The benchmark Reuters-Jefferies-CRB index of 19 commodity futures was at 358.71 on December 31, 2007, up 17 percent for the year. It jumped another 32 percent to hit record high of 473.97 on July 3, 2008.
Then, as investors blinked, it was over. The index started sliding and by early December fell to a 6-1/2-year low of 208.58 — down 56 percent from the midsummer highs.
The global economic crisis tied to dried-up bank credit — the lifeblood of all markets — rocked Wall Street but also rolled over commodities, bursting bubbles right and left.
“A great start and an unexpected finish,” said Rich Feltes, director of MF Global Research in Chicago.
Gold had soared past $1,000 an ounce. U.S. wheat prices had gone past $25 a bushel — the previous record was $7.50 — amid a 60-year low in U.S. wheat stocks. Midwest floods and a biofuels boom pushed corn above $7 a bushel, triple the average price for decades. In July, crude oil neared $150 a barrel.
“The main negative for all of these commodities is the demand side of the equation with the economic malaise,” said Bill O’Neill, managing partner of Logic Advisors LLC and former head of commodities research at Merrill Lynch.
The question for the coming year? How low is low?
“As we head into 2009 I think an important question to ask is will that fund money come back?” MF Global’s Feltes said.
“Commodities are not going to be a lead indicator,” he said, pointing to gross domestic product instead. “The economy has to turn around first. There has to be fundamental justification for higher GDPs for improving commodity demand before investors feel comfortable coming back to commodities.”
LIMPING ALONG - BUT KEEP AN EYE ON GRAINS?
In U.S. commodity markets, weekly data from the Commodity Futures Trading Commission has told the story of shell-shocked investors fleeing commodities or cashing out to secure funds.
Open interest in the CBOT’s largest ag contract, corn, for example, had grown to 1.4 million contracts by spring. Today, the total is 800,000 contracts as commodity funds downsized to meet the global margin call that came as economies collapsed.

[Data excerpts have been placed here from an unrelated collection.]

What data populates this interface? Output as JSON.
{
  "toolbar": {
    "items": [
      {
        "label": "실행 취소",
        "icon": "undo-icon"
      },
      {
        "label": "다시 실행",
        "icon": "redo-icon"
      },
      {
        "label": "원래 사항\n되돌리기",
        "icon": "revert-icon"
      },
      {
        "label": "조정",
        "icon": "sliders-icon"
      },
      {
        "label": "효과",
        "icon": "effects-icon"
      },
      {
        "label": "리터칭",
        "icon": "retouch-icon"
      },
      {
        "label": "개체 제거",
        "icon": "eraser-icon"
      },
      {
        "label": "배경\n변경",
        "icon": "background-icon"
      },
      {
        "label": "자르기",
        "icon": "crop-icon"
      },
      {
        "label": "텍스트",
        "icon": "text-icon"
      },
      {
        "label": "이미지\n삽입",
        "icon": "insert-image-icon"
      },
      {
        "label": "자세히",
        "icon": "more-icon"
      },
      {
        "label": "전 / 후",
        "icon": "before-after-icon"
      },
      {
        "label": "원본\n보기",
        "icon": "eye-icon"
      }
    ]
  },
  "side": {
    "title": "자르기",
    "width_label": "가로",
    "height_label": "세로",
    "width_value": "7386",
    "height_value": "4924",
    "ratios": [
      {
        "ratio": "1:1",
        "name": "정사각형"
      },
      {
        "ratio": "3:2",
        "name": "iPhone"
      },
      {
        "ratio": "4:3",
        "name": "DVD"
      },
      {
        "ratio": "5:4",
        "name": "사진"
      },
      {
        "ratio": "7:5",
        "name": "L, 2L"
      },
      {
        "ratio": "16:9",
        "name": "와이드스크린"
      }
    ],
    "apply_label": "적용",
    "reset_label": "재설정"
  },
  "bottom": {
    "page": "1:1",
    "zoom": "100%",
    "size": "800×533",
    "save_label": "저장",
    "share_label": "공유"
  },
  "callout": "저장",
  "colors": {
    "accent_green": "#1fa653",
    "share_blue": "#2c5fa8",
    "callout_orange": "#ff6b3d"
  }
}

The credit contagion shows no signs of being solved any time soon, with the hopes of most investors pinned to the new policies and measures a Barack Obama administration says it will aggressively put in place starting in January.
How quickly that might spur economic growth and investor confidence is an open question. But among commodities, one place to keep an eye on may be grains. Several factors might make food and biofuels a trigger for a commodities recovery.
For one thing, the single biggest demand force in the recent commodities craze — China — is not going away. Neither is food or biofuels demand, although the latter may cool down.
“The theme we’ve had in the last half of this year was all about demand destruction,” said Dan Basse, president of Chicago-based consultancy AgResources. “We’re concerned about supply destruction starting mid to late winter and having a bull market in agriculture the last half of 2009.”
Basse said supply destruction — referring to lower global grain plantings — was a key to watch. But so are biofuels.
Obama, from a top corn and soybean state, has promoted biofuels. But using food crops to produce them has been increasingly attacked by food inflation watchers and even environmentalists, saying it does little for global warming.
“Ethanol has been one of the big drivers of the bull market,” Basse said.
Another factor that will have a huge influence over whether commodity prices recover is the value of the dollar. A weak dollar makes U.S. grain exports cheaper, for example.
“The U.S. dollar will continue at least early in the year to drive all commodity markets,” said Bill Lapp, president of consultancy Advanced Economic Solutions.